There was no doubt the motivation, effort, and team spirit were high as Trek-Segafredo joined many escape attempts during the three weeks, but it wasn’t until the penultimate day – the final mountain stage – that Brambilla could finally break into the top five.
“It was a really, really hard week and also a really, really hard Giro, every day à bloc,” explained Brambilla. “I said to the guys that for me this is my 12th Grand Tour and it was the toughest. Never a breakaway and all day full gas – from the tempo to also the long transfers.”
Director Steven de Jongh agreed: “Well it’s disappointing that we didn’t win a stage, that’s for sure, but we were also unlucky because we needed to ride for wins from breakaways and not many breakaways arrived this year. It was a particular edition: only two breaks arrived, and the rest ended up in bunch sprints or controlled and decided by GC riders, so that was hard for us.”
Even with the lack of opportunities, the team was resilient. One of only a few squads to finish with all eight riders, they took a beating every day, like most, but never relented. Without a pure sprinter and a GC leader and few occasions in between, the team focused where they could to vie for a result.
Right to the final stage Sunday.
After hauling his non-climber’s body through three successive grueling days in the mountains, Ryan Mullen, whose self-proclaimed hashtag was #84kg during the Giro, gave it one last go at the start of the final lap in Rome.
Update on the #84kg pre-Giro. I'm #81kg as of today.
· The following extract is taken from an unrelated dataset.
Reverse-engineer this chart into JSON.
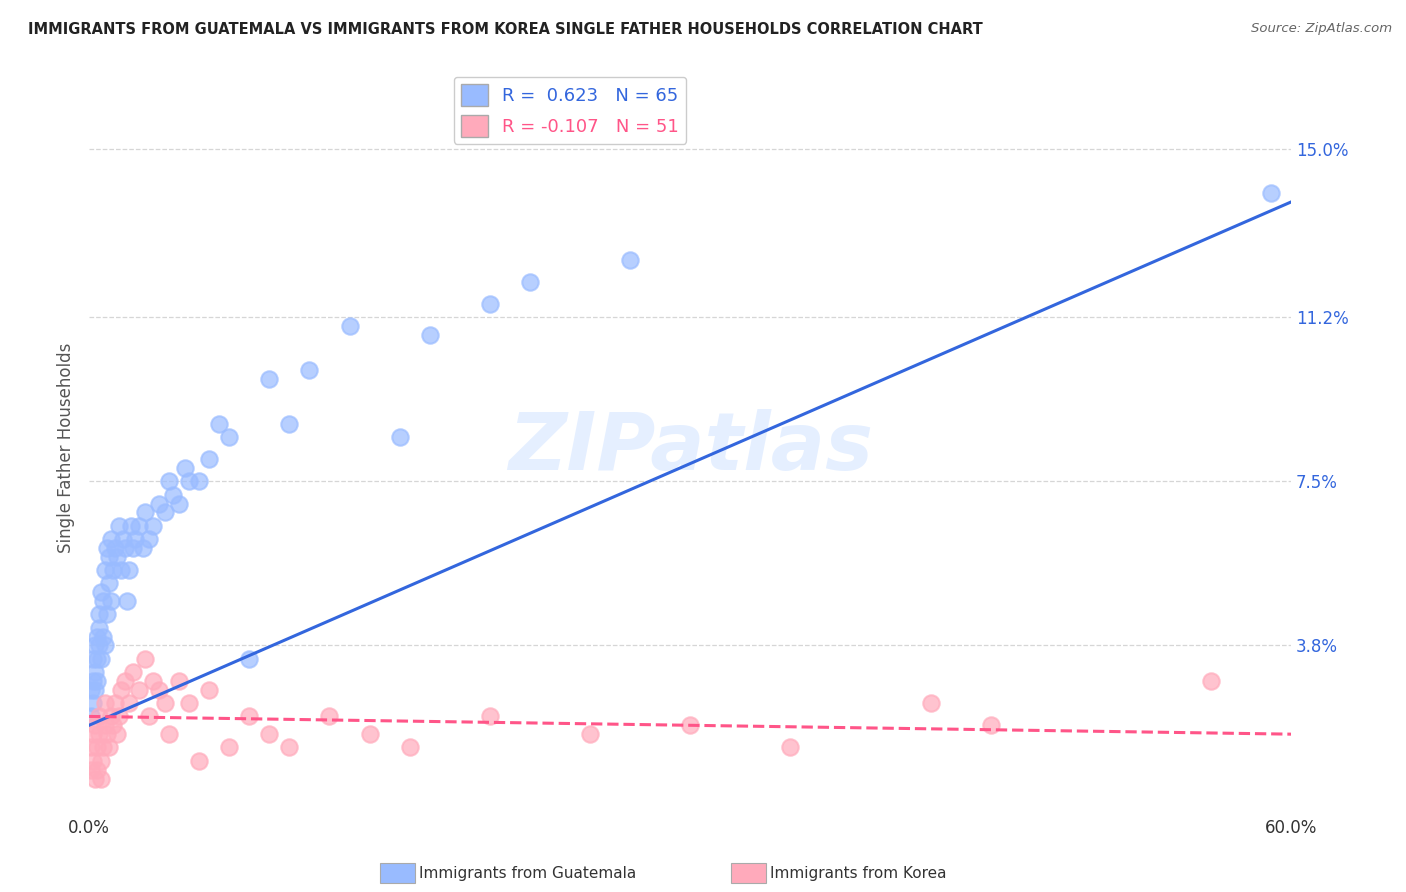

Still not a climber.
- Ryan Mullen
His attack drew out three others, including three-time world time trial champion Tony Martin (Katusha-Alpecin) and they made life a whole lot harder for the teams chasing behind.
They were eventually tagged back with just over three kilometers remaining, but it showed that Trek-Segafredo had not thrown in the towel – they were going out fighting to the end.
“As a team, we did very well,” continued de Jongh. “Also today, we had a plan to not wait for the sprint and try to do something to go away in the final, and I think they did a good effort on the parcours here. Ryan had an all-in go but was caught with 3.5 to go, and then it was another bunch sprint. But the guys worked really well together, and we can only say chapeau for that. And we finished with eight riders, and that is always something special.”
All eight Trek-Segafredo riders crossed the final finish line in Rome Sunday as the 101st Giro d’Italia came to a close. It was a battle for three weeks. From the youngest rider in the peloton Mads Pedersen bumping elbows in the fast finishes and bearing nasty road rash for a few days from a crash, to veteran rider Gianluca Brambilla finally finding a breakaway that made it to the end on the penultimate stage, through it all, Trek-Segafredo never lost its spirit.
“It was a tough Giro for us,” summed up General Manager Luca Guercilena. “We arrived here believing we could be good in the stages, but the general strategy was very tough – few breakaways went to the finish line.
“Gianluca yesterday tried to make what we should have done in other stages. Obviously, we were expecting something more, but now reflecting on these three weeks, we need to use what we gained here to be ready for the next part of the season where we must make results.”
We are finishing with all 8 riders, and that says something. We were strong mentally, and we never gave up. And for me, even though I was not super in the first week, I stayed focus to find a result in the final days. If we continue in this way, the results will come."